Matar a un elefante tiene momentos insólitos, en los cuales el sentido común se pone en cuestión y el efecto cómico es innegable. En esos casos, también, nada es lo que parece: un vestido que no termina de ser, un cuerpo que no se entiende cómo vive y la metáfora de un elefante de circo, que está justo en ese pueblo y es asesinado. Otro de los misterios que se cocinan en el relato y se aplica a la crisis que vive el artista que vuelve al pueblo: matar a uno de los animales con mayor capacidad cognitiva y memoria a largo plazo es una imagen que remite a otros significados. ¿Acaso es posible desterrar el pasado y eliminar de la tierra algo tan enorme? Como si faltara un guiño más, los personajes viven en un pueblo en el cual el circo con animales está permitido, pero los tatuajes no. En ese choque de la lógica, una chica decide tatuarse un iceberg: esa montaña de hielo que se esconde bajo el mar, el sinónimo de lo no dicho en la literatura, también es lo que subyace en este espectáculo.

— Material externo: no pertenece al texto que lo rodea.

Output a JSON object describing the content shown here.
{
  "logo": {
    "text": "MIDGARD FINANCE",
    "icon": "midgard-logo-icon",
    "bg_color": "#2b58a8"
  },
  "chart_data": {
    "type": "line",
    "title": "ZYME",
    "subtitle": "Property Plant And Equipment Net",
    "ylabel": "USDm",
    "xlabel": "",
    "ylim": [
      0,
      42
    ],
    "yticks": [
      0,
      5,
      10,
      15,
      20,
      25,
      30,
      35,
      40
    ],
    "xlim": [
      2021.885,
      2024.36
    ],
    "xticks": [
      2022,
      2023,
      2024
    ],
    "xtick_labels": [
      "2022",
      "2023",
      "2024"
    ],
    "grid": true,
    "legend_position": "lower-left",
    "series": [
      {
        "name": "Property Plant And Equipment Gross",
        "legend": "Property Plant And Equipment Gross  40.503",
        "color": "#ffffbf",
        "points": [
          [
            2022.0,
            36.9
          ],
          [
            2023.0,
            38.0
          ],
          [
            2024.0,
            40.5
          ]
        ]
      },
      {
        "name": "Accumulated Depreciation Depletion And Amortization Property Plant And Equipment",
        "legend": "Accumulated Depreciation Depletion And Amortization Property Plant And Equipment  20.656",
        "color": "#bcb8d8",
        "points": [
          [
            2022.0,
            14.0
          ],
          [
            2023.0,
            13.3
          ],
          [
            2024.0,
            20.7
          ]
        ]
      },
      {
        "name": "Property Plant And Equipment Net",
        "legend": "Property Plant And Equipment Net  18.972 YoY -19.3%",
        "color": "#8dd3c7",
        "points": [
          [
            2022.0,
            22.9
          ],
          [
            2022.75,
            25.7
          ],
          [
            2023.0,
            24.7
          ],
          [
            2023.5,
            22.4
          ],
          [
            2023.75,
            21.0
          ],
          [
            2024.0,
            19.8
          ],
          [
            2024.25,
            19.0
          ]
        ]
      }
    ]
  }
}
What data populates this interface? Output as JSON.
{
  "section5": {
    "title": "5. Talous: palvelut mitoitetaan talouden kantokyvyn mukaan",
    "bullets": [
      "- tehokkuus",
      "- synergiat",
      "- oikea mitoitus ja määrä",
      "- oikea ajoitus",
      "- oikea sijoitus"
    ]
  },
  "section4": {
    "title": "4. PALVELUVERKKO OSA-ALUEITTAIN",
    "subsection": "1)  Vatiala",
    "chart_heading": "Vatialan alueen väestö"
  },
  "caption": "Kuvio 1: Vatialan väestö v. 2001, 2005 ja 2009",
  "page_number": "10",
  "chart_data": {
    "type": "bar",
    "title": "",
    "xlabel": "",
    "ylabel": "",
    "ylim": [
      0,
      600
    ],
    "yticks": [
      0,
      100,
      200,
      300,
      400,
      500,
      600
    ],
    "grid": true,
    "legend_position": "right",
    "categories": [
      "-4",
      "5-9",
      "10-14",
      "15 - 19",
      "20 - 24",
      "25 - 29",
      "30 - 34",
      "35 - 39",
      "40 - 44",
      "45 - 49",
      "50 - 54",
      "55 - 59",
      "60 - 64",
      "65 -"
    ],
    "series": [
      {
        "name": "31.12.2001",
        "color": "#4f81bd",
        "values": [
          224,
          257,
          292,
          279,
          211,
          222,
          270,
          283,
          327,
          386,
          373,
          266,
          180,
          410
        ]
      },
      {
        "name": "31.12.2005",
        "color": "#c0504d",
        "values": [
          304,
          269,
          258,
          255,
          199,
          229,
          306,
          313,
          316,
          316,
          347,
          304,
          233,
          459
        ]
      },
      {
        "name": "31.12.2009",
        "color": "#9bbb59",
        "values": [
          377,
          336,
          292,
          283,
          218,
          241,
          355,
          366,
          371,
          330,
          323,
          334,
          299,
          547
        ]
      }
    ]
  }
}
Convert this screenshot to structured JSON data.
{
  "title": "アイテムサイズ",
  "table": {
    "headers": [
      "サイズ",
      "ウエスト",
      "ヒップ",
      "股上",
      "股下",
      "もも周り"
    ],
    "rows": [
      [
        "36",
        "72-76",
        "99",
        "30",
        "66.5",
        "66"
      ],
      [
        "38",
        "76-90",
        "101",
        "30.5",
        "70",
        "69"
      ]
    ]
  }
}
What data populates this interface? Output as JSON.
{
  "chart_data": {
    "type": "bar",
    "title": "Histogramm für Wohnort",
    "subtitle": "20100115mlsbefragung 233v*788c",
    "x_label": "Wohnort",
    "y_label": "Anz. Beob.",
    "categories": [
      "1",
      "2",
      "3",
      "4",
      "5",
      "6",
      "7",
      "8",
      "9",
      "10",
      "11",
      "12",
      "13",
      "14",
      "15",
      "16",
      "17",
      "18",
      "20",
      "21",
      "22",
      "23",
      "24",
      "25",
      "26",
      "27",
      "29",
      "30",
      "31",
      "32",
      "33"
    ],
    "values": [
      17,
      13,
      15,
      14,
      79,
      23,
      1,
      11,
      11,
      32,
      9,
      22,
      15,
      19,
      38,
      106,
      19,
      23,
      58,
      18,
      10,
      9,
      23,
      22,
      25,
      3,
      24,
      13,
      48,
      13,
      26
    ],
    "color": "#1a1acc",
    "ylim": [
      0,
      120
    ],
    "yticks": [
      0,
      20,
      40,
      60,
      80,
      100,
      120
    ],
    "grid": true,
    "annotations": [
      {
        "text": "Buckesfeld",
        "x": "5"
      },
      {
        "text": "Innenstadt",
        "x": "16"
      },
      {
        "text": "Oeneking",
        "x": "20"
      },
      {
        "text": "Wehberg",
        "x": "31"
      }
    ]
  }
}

La escenografía más parecida a una oficina con cubículos que a una casa, apunta a esa distancia con un verosímil realista, aunque una silla con rueditas y un sillón, rodeados por paneles grises, no termina de aportar la potencia que tienen los personajes en sus estilos y modos de relacionarse. La iluminación, que crea colores desde abajo, y arma distintos planos y ambientes, logra mimetizarse con el espacio y contribuye con este mundo muy parecido a la vida, pero que en su deformación nos muestra la bestialidad de la naturaleza humana.